NEW ALBANY — For seven years, Mary Grinestaff was a loyal customer at The Clothes Cottage consignment shop on Charlestown Road in New Albany.

When she learned that the shop was going to close after 37 years of business, it didn't take long to realize that she was going to continue the tradition. This week, the New Albany resident is introducing a new consignment store in the same location.

The GEM Boutique & Consignment, LLC opened its doors Thursday at 2545 Charlestown Road, just a few months after Clothes Cottage owner Rita Naville closed the shop at the end of July. Although the shop has a new name and some updates, Grinestaff wants to keep the same shopping experience customers have enjoyed over the years.

"I think the community depended on Clothes Cottage," she said. "They depended on this to dress their families. So with us continuing that for them...we are keeping this as close to the way [Naville] had this as we can. She did a good job for over 30 years, so if it's not broke, don't fix it is our motto."

They gave the new shop a "tiny face lift" and a modern twist, and it is expanding the business to include children's clothing, formal wear and boutique items, she said. They are also planning to open additional shop space in the back of the building within the next two weeks.

GEM's grand opening should take place in September, according to Grinestaff. The store is is open 11 a.m. to 5 p.m., Tuesday through Friday and 10 a.m. to 4 p.m. on Saturday.

The consignment store offers seasonal items, including brand names such as Coach, Michael Kors and Nike at discounted prices. Prices typically range from $7.99 and $15.99 for items other than formal wear, and the shop is accepting new consignors at 50 percent commission.

"You can go to Chico's and something's $120, and you come in here and it's $10," she said. "You can wear nice clothes and look nice but not have to spend all that money."

Grinestaff joked that because of the shop's name, "women can come in here and shop and say they're going to the GEM, and their husband doesn't know if they're going to work out or shop."

"The name fits [Grinestaff] because she's a gem," GEM staff member Brenda Voyles said. "She's going to do well."

The shop will have several markdowns throughout a season, and if they have approval from consignors, they will donate leftover items at the end of the season to Center For Women and Families. They also plan to donate clothing for people who have faced a fire and/or home loss.

Grinestaff used to come to the Clothes Cottage almost every Wednesday and Friday, and she would buy an "insane" amount of clothes from the consignment shop. The shop's yellow tags probably covered three-fourths of her closet, she said.

"I got close to [the owners], and I just got used to coming here," she said. "I mean, if I was going to an event or anything, I was always coming in here to buy a whole outfit."

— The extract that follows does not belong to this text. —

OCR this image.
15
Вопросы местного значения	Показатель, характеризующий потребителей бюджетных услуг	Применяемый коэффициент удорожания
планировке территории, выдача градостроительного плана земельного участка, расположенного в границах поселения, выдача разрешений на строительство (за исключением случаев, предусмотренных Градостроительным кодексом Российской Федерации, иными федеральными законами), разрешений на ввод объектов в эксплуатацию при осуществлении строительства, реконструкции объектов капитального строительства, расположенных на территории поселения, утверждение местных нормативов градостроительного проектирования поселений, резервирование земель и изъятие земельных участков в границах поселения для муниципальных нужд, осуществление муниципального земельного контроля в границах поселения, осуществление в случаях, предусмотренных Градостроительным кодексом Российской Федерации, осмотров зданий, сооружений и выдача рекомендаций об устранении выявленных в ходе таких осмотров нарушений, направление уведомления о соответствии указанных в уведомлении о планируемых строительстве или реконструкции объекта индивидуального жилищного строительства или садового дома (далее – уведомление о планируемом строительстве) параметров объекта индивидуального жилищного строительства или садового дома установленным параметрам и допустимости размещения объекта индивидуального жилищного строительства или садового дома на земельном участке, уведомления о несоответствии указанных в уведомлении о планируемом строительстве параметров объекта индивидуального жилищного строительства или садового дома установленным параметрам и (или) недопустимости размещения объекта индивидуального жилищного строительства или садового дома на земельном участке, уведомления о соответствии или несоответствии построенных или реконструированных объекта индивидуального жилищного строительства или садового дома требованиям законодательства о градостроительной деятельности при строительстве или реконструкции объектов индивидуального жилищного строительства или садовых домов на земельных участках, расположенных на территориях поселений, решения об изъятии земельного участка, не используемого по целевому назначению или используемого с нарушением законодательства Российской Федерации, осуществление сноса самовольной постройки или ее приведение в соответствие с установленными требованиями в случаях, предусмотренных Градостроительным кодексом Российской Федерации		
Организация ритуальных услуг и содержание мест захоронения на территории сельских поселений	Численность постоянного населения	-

Grinestaff said just a few hours into the shop's first day, they already had plenty of customers stopping by, including former Clothes Cottage customers.

"They were happy that it is continuing," she said. "Everybody was sad that it was closing, so we're just happy that we're keeping it open."

Naville, who is 90 years old, will still work at the shop on some Saturdays. Many loyal customers would stop by Clothes Cottage every week, she said, and she hopes GEM will continue for at least another 37 years.

"I think it's a great service for the community," she said. "My consignors a lot cried when I left, and people said, 'where am I going to go to get my clothes?' They were going there all the time. I absolutely loved every day that I was there."